How cruel of you, embarrassing me like that. Here is what I had: \i l->iterate(ap(fmap(:)l))[[]]!!i T_T –  Rotsor Jan 9 '12 at 18:14
    
@AdamWagner That's even more awesome if I can make friends while networking about this lovely language! :) –  RooSoft Jan 10 '12 at 3:51

For those come here for the combination function, a k-combination of a set S is a subset of k distinct elements of S, note that the order doesn't matter.

Choose k elements from n elements equals choose k - 1 elements from n - 1 elements plus choose k elements from n - 1 elements.
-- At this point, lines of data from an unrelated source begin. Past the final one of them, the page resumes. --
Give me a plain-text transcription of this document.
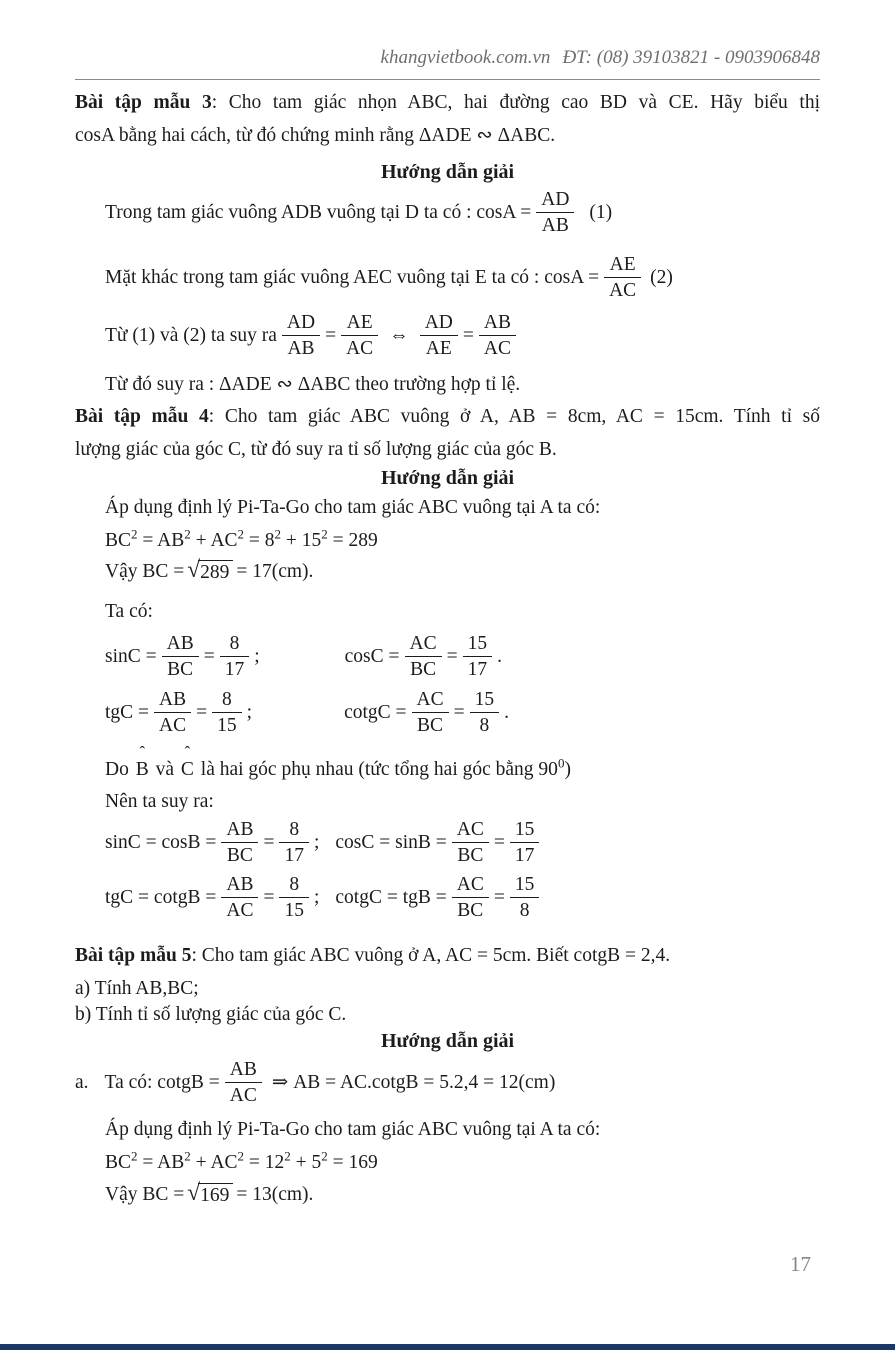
khangvietbook.com.vn ĐT: (08) 39103821 - 0903906848
Bài tập mẫu 3: Cho tam giác nhọn ABC, hai đường cao BD và CE. Hãy biểu thị
cosA bằng hai cách, từ đó chứng minh rằng ΔADE ∾ ΔABC.
Hướng dẫn giải
Trong tam giác vuông ADB vuông tại D ta có : $\cos A = \frac{AD}{AB} (1)$
Mặt khác trong tam giác vuông AEC vuông tại E ta có : $\cos A = \frac{AE}{AC} (2)$
Từ (1) và (2) ta suy ra $\frac{AD}{AB} = \frac{AE}{AC}$ ⇔ $\frac{AD}{AE} = \frac{AB}{AC}$
Từ đó suy ra : ΔADE ∾ ΔABC theo trường hợp tỉ lệ.
Bài tập mẫu 4: Cho tam giác ABC vuông ở A, AB = 8cm, AC = 15cm. Tính tỉ số
lượng giác của góc C, từ đó suy ra tỉ số lượng giác của góc B.
Hướng dẫn giải
Áp dụng định lý Pi-Ta-Go cho tam giác ABC vuông tại A ta có:
$BC^2 = AB^2 + AC^2 = 8^2 + 15^2 = 289$
Vậy BC = √ 289 = 17(cm).
Ta có:
$\sin C = \frac{AB}{BC} = \frac{8}{17}$ ;	$\cos C = \frac{AC}{BC} = \frac{15}{17}$ .
tgC = $\frac{AB}{AC} = \frac{8}{15}$ ;	cotgC = $\frac{AC}{BC} = \frac{15}{8}$ .
Do
ˆ
B và
ˆ
C là hai góc phụ nhau (tức tổng hai góc bằng $90^0$)
Nên ta suy ra:
$\sin C = \cos B = \frac{AB}{BC} = \frac{8}{17}$ ; $\cos C = \sin B = \frac{AC}{BC} = \frac{15}{17}$
tgC = cotgB = $\frac{AB}{AC} = \frac{8}{15}$ ; cotgC = tgB = $\frac{AC}{BC} = \frac{15}{8}$
Bài tập mẫu 5: Cho tam giác ABC vuông ở A, AC = 5cm. Biết cotgB = 2,4.
a) Tính AB,BC;
b) Tính tỉ số lượng giác của góc C.
Hướng dẫn giải
a. Ta có: cotgB = $\frac{AB}{AC}$ ⇒ AB = AC.cotgB = 5.2,4 = 12(cm)
Áp dụng định lý Pi-Ta-Go cho tam giác ABC vuông tại A ta có:
$BC^2 = AB^2 + AC^2 = 12^2 + 5^2 = 169$
Vậy BC = √ 169 = 13(cm).
17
enter image description here

Use this recursive definition, we can write:

combinations :: Int -> [a] -> [[a]]
combinations k xs = combinations' (length xs) k xs
  where combinations' n k' l@(y:ys)
          | k' == 0   = [[]]
          | k' >= n   = [l]
          | null l    = []
          | otherwise = map (y :) (combinations' (n - 1) (k' - 1) ys) ++ combinations' (n - 1) k' ys 


ghci> combinations 5 "abcdef"
["abcde","abcdf","abcef","abdef","acdef","bcdef"]

The op's question is a repeated permutations, which someone has already given an answer. For non-repeated permutation, use permutations from Data.List.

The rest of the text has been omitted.